ROLE OF COMPLEMENT IN INDUCING TRANSPLANT TOLERANCE

To prevent organ transplant rejection and improve graft survival, immunosuppressive therapy with minimal side effects is essential. However, despite advancements, the average lifespan of a kidney transplant has not seen major improvements in recent years. As a result, achieving transplant tolerance remains a key goal for researchers and transplant physicians[91].

CD4(+) Foxp3(+) regulatory T-cells (Tregs) play a crucial role in maintaining immune balance and promoting tolerance. Traditionally, the complement system was thought to defend against foreign antigens by marking them for destruction or directly killing cells carrying these antigens. Complement activation triggers inflammation and enhances adaptive immune responses. However, recent studies suggest that, in certain cases, complement can also influence immune reactions in both ways, either promoting pathology or inducing tolerance[92].

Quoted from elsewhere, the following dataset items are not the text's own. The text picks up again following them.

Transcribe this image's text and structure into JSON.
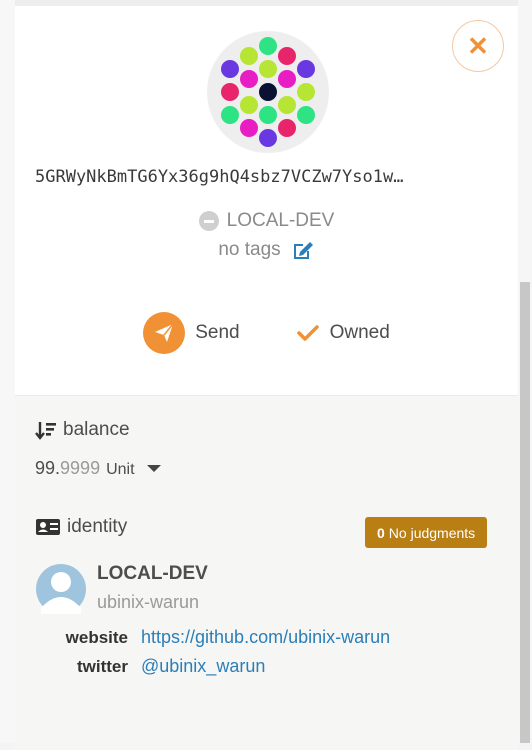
{
  "account": {
    "address": "5GRWyNkBmTG6Yx36g9hQ4sbz7VCZw7Yso1w…",
    "network": "LOCAL-DEV",
    "tags": "no tags"
  },
  "actions": {
    "send_label": "Send",
    "owned_label": "Owned"
  },
  "balance": {
    "title": "balance",
    "integer": "99.",
    "decimals": "9999",
    "unit": "Unit"
  },
  "identity": {
    "title": "identity",
    "judgments_count": "0",
    "judgments_label": "No judgments",
    "display_name": "LOCAL-DEV",
    "handle": "ubinix-warun",
    "fields": [
      {
        "label": "website",
        "value": "https://github.com/ubinix-warun"
      },
      {
        "label": "twitter",
        "value": "@ubinix_warun"
      }
    ]
  },
  "colors": {
    "accent": "#f19135",
    "judgment_badge": "#b97f14",
    "link": "#2b7fb8"
  },
  "icons": [
    "close-icon",
    "identicon",
    "minus-circle-icon",
    "edit-icon",
    "paper-plane-icon",
    "check-icon",
    "sort-amount-icon",
    "id-card-icon",
    "user-avatar-icon",
    "caret-down-icon"
  ]
}
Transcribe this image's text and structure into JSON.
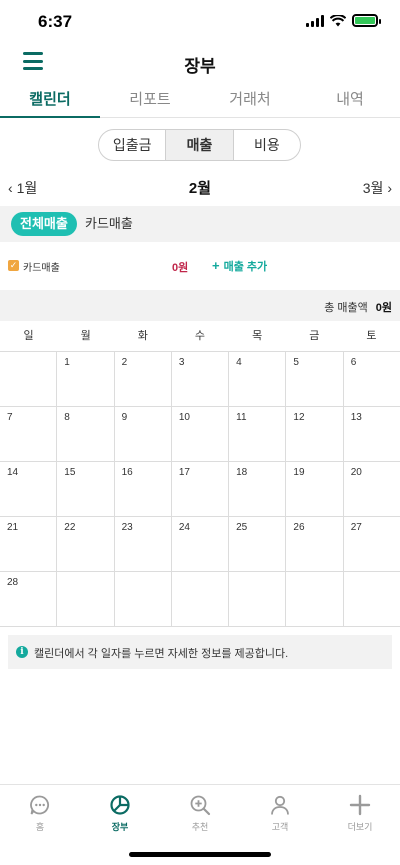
{
  "status_bar": {
    "time": "6:37"
  },
  "header": {
    "title": "장부"
  },
  "tabs": [
    {
      "label": "캘린더",
      "active": true
    },
    {
      "label": "리포트",
      "active": false
    },
    {
      "label": "거래처",
      "active": false
    },
    {
      "label": "내역",
      "active": false
    }
  ],
  "segment": [
    {
      "label": "입출금",
      "active": false
    },
    {
      "label": "매출",
      "active": true
    },
    {
      "label": "비용",
      "active": false
    }
  ],
  "month_nav": {
    "prev": "1월",
    "current": "2월",
    "next": "3월"
  },
  "filters": {
    "all_sales": "전체매출",
    "card_sales": "카드매출"
  },
  "sales_row": {
    "label": "카드매출",
    "amount": "0원",
    "add_label": "매출 추가"
  },
  "total": {
    "label": "총 매출액",
    "value": "0원"
  },
  "weekdays": [
    "일",
    "월",
    "화",
    "수",
    "목",
    "금",
    "토"
  ],
  "calendar_weeks": [
    [
      "",
      "1",
      "2",
      "3",
      "4",
      "5",
      "6"
    ],
    [
      "7",
      "8",
      "9",
      "10",
      "11",
      "12",
      "13"
    ],
    [
      "14",
      "15",
      "16",
      "17",
      "18",
      "19",
      "20"
    ],
    [
      "21",
      "22",
      "23",
      "24",
      "25",
      "26",
      "27"
    ],
    [
      "28",
      "",
      "",
      "",
      "",
      "",
      ""
    ]
  ],
  "info": {
    "text": "캘린더에서 각 일자를 누르면 자세한 정보를 제공합니다."
  },
  "bottom_nav": [
    {
      "label": "홈",
      "icon": "chat-bubble-icon",
      "active": false
    },
    {
      "label": "장부",
      "icon": "pie-chart-icon",
      "active": true
    },
    {
      "label": "추천",
      "icon": "zoom-plus-icon",
      "active": false
    },
    {
      "label": "고객",
      "icon": "person-icon",
      "active": false
    },
    {
      "label": "더보기",
      "icon": "plus-icon",
      "active": false
    }
  ],
  "colors": {
    "primary": "#0b6b63",
    "accent": "#1fbfb2",
    "amount": "#c0264a",
    "checkbox": "#f0a640"
  }
}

Interestingly, genetic deficiencies or drug-induced blocking of C3aR/C5aR1 receptors on induced regulatory T-cells (iTregs) has been shown to boost the production of both mouse and human iTregs. This finding suggests that targeting the interaction between complement components (such as C3a/C3aR and C5a/C5aR1) could help enhance iTreg-mediated tolerance to transplanted organs in humans[93,94].

FUTURE DIRECTIONS

The complement system is increasingly recognized as a central player in the immunopathology of KT, particularly in the development of AMR, IRI, and chronic allograft dysfunction[89]. Future research and clinical applications are likely to focus on refining our understanding of complement activation pathways, not only as effectors of tissue injury but also as potential biomarkers and therapeutic targets[90]. As tools for detecting complement-fixing DSAs, such as C1q- and C3d-binding assays, become more accessible and standardized, they may allow for better stratification of transplant recipients based on risk and more tailored immunosuppressive regimens[89].

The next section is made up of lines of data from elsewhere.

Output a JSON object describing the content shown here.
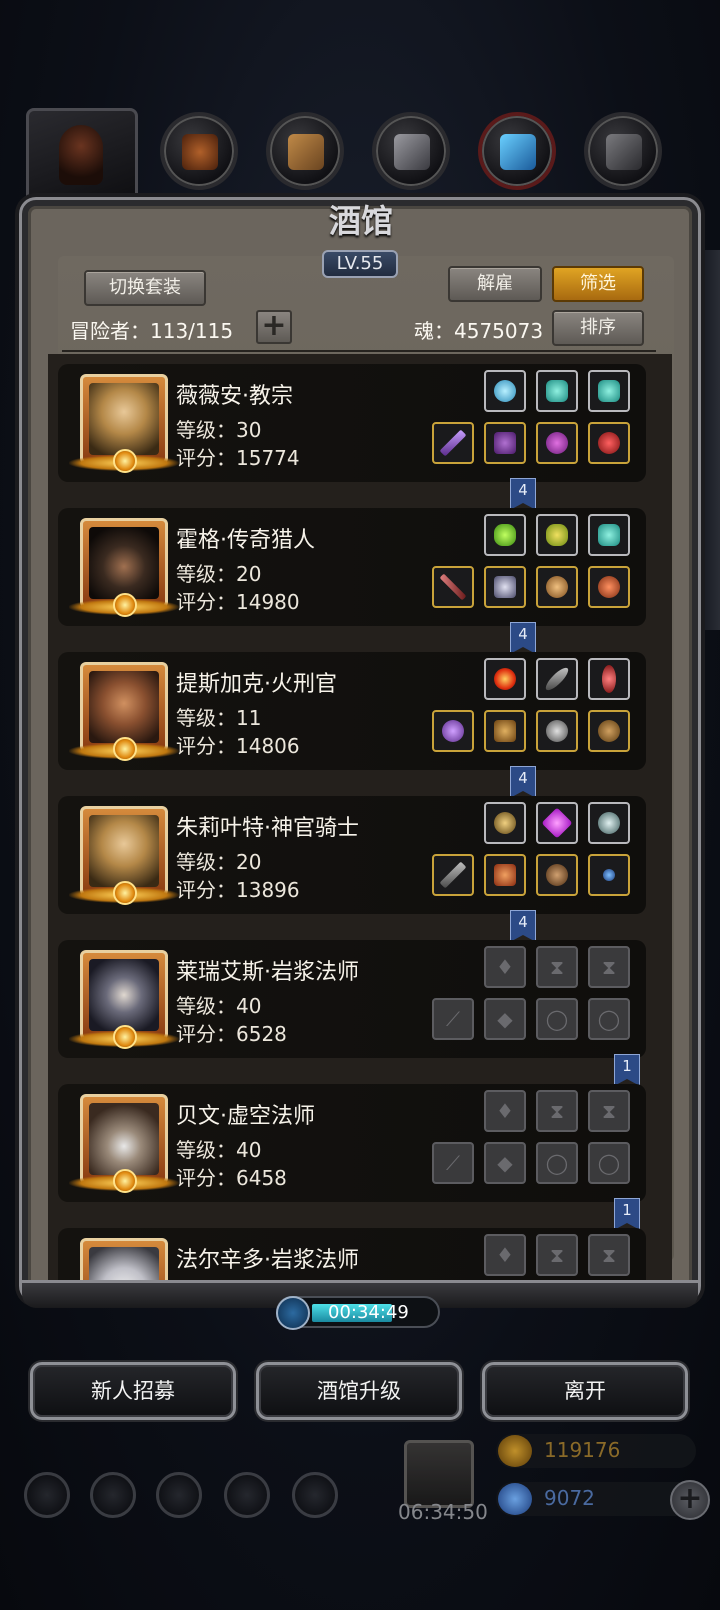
{
  "title": "酒馆",
  "level": "LV.55",
  "buttons": {
    "switch_outfit": "切换套装",
    "dismiss": "解雇",
    "filter": "筛选",
    "sort": "排序"
  },
  "adventurers": {
    "label": "冒险者：113/115",
    "plus": "+"
  },
  "soul": {
    "label": "魂：4575073"
  },
  "heroes": [
    {
      "name": "薇薇安·教宗",
      "level": "等级：30",
      "score": "评分：15774",
      "ribbon": "4",
      "empty_slots": false
    },
    {
      "name": "霍格·传奇猎人",
      "level": "等级：20",
      "score": "评分：14980",
      "ribbon": "4",
      "empty_slots": false
    },
    {
      "name": "提斯加克·火刑官",
      "level": "等级：11",
      "score": "评分：14806",
      "ribbon": "4",
      "empty_slots": false
    },
    {
      "name": "朱莉叶特·神官骑士",
      "level": "等级：20",
      "score": "评分：13896",
      "ribbon": "4",
      "empty_slots": false
    },
    {
      "name": "莱瑞艾斯·岩浆法师",
      "level": "等级：40",
      "score": "评分：6528",
      "ribbon": "1",
      "empty_slots": true
    },
    {
      "name": "贝文·虚空法师",
      "level": "等级：40",
      "score": "评分：6458",
      "ribbon": "1",
      "empty_slots": true
    },
    {
      "name": "法尔辛多·岩浆法师",
      "level": "",
      "score": "",
      "ribbon": "",
      "empty_slots": true
    }
  ],
  "timer": "00:34:49",
  "bottom": {
    "recruit": "新人招募",
    "upgrade": "酒馆升级",
    "leave": "离开"
  },
  "gift_timer": "06:34:50",
  "currency": {
    "gold": "119176",
    "gems": "9072"
  },
  "icons": [
    "gem-slot-icon",
    "weapon-icon",
    "armor-icon",
    "helmet-icon",
    "ring-icon",
    "amulet-icon",
    "fire-rune-icon",
    "hourglass-icon",
    "staff-icon"
  ],
  "colors": {
    "accent_gold": "#e0a423",
    "ribbon_blue": "#2c4a86",
    "timer_cyan": "#4de0e8"
  }
}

One promising area is the development of precision complement inhibition therapies, which aim to selectively block specific components of the complement cascade, such as C1, C3, or C5, without compromising the entire immune response. These targeted approaches could minimize systemic immunosuppression and reduce the risk of infections and malignancies associated with broad immunosuppressive therapies. The advent of novel agents like compstatin analogs, C1 INHs, and small-molecule complement blockers offers exciting prospects for both prophylactic and therapeutic use in high-risk or sensitized transplant recipients[94,95].

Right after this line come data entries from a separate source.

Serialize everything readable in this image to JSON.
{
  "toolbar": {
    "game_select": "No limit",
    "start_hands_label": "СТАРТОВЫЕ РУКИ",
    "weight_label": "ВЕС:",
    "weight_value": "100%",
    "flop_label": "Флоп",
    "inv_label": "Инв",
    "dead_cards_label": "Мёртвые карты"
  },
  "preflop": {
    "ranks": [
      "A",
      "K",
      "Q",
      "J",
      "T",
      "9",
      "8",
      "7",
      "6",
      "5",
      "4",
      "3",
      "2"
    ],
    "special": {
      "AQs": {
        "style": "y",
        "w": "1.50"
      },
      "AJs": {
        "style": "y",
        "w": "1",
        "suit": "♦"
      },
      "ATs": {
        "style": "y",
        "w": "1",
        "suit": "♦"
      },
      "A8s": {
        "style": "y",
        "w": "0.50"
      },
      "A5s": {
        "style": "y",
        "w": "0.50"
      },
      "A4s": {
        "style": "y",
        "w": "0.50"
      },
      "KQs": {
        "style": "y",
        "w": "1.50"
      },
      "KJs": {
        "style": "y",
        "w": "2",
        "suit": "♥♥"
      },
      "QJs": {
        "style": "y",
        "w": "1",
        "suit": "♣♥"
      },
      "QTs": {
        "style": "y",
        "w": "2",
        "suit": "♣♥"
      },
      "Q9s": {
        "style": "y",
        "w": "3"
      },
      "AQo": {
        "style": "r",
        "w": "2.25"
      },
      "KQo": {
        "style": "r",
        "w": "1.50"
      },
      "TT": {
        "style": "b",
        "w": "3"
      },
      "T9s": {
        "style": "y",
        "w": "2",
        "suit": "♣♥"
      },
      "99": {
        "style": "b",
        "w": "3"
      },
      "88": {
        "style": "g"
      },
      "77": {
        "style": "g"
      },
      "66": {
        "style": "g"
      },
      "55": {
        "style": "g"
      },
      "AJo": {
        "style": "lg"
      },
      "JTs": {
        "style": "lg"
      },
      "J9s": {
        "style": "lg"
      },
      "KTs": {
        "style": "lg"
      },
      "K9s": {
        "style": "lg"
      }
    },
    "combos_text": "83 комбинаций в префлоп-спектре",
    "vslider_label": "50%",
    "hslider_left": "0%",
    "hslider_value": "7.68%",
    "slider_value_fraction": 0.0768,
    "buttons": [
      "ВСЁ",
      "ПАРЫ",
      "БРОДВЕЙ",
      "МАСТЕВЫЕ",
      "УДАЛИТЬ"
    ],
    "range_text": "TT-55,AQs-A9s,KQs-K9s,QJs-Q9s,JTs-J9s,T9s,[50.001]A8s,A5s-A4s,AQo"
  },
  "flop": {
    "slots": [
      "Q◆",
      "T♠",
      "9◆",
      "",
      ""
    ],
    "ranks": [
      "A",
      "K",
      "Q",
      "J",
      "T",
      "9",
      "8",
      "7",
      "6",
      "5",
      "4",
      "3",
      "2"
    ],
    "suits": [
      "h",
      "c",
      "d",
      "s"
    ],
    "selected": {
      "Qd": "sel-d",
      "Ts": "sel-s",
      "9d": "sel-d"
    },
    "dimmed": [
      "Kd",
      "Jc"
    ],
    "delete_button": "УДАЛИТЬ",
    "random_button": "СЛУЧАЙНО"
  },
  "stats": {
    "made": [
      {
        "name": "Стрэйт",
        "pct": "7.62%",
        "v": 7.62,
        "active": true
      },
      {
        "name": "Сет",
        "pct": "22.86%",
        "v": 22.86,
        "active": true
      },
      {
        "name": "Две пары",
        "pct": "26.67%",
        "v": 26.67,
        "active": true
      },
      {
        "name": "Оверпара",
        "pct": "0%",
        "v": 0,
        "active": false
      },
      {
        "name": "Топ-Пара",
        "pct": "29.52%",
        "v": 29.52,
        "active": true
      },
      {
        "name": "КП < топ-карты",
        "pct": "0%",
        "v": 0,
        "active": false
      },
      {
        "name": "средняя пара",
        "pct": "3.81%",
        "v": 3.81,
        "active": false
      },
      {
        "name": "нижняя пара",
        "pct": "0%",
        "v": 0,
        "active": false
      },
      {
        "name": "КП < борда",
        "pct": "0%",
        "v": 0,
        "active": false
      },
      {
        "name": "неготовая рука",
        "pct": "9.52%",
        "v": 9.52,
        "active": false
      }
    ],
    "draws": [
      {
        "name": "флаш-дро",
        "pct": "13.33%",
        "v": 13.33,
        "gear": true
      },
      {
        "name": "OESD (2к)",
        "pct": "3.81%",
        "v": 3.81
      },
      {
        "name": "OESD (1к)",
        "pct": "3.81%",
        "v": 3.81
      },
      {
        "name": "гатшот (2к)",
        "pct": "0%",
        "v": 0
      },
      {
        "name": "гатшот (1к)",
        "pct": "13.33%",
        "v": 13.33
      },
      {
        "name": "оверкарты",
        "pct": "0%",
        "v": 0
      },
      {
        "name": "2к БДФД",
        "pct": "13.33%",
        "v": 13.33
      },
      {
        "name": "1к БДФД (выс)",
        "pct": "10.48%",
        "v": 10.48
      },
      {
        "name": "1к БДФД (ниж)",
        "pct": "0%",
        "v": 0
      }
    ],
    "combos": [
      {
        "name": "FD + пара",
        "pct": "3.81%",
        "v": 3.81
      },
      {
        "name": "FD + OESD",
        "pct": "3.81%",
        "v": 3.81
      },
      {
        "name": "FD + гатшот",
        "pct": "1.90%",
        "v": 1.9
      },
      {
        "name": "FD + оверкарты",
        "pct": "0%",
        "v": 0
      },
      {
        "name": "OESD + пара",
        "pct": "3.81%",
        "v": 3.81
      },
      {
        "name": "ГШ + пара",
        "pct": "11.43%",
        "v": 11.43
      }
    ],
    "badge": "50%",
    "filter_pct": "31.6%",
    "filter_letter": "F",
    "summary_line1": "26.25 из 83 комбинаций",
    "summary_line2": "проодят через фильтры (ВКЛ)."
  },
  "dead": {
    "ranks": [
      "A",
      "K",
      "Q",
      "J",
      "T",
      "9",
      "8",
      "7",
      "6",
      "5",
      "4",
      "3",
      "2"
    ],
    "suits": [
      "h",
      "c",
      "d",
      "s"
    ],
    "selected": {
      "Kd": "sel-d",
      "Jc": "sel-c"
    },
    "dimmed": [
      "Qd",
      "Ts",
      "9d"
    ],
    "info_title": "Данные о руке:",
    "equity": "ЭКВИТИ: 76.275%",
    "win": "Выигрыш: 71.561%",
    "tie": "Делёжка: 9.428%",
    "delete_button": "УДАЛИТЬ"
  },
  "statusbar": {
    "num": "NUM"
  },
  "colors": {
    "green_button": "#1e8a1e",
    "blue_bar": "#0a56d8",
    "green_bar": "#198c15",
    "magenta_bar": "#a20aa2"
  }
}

Moreover, the integration of complement-related biomarkers into routine transplant monitoring could enable earlier detection of subclinical rejection, improving long-term outcomes. There is also growing interest in exploring the role of complement beyond acute rejection, such as its involvement in chronic allograft injury, fibrosis, and transplant tolerance. Understanding these roles could open doors to new strategies for promoting long-term graft survival. Ultimately, the future of complement research in KT lies in combining molecular diagnostics, targeted therapy, and individualized patient care to enhance outcomes and move closer to precision transplant medicine[94].

CONCLUSION

In conclusion, the complement system plays a vital and multifaceted role in coordinating both innate and adaptive immune responses against kidney allograft tissue. Its involvement is particularly significant in the pathogenesis of AMR, where complement activation often directly contributes to graft injury and failure. The intricate interactions between complement components and immune cells influence not only the immediate immune response but also long-term graft outcomes. Therefore, gaining a deeper and more nuanced understanding of the complement cascade in the context of KT is imperative. Such insights will pave the way for the development of more accurate diagnostic tools and targeted therapies. These advancements hold the promise of improving the precision and effectiveness of clinical strategies in managing KTRs, ultimately enhancing graft survival and patient quality of life of these patients.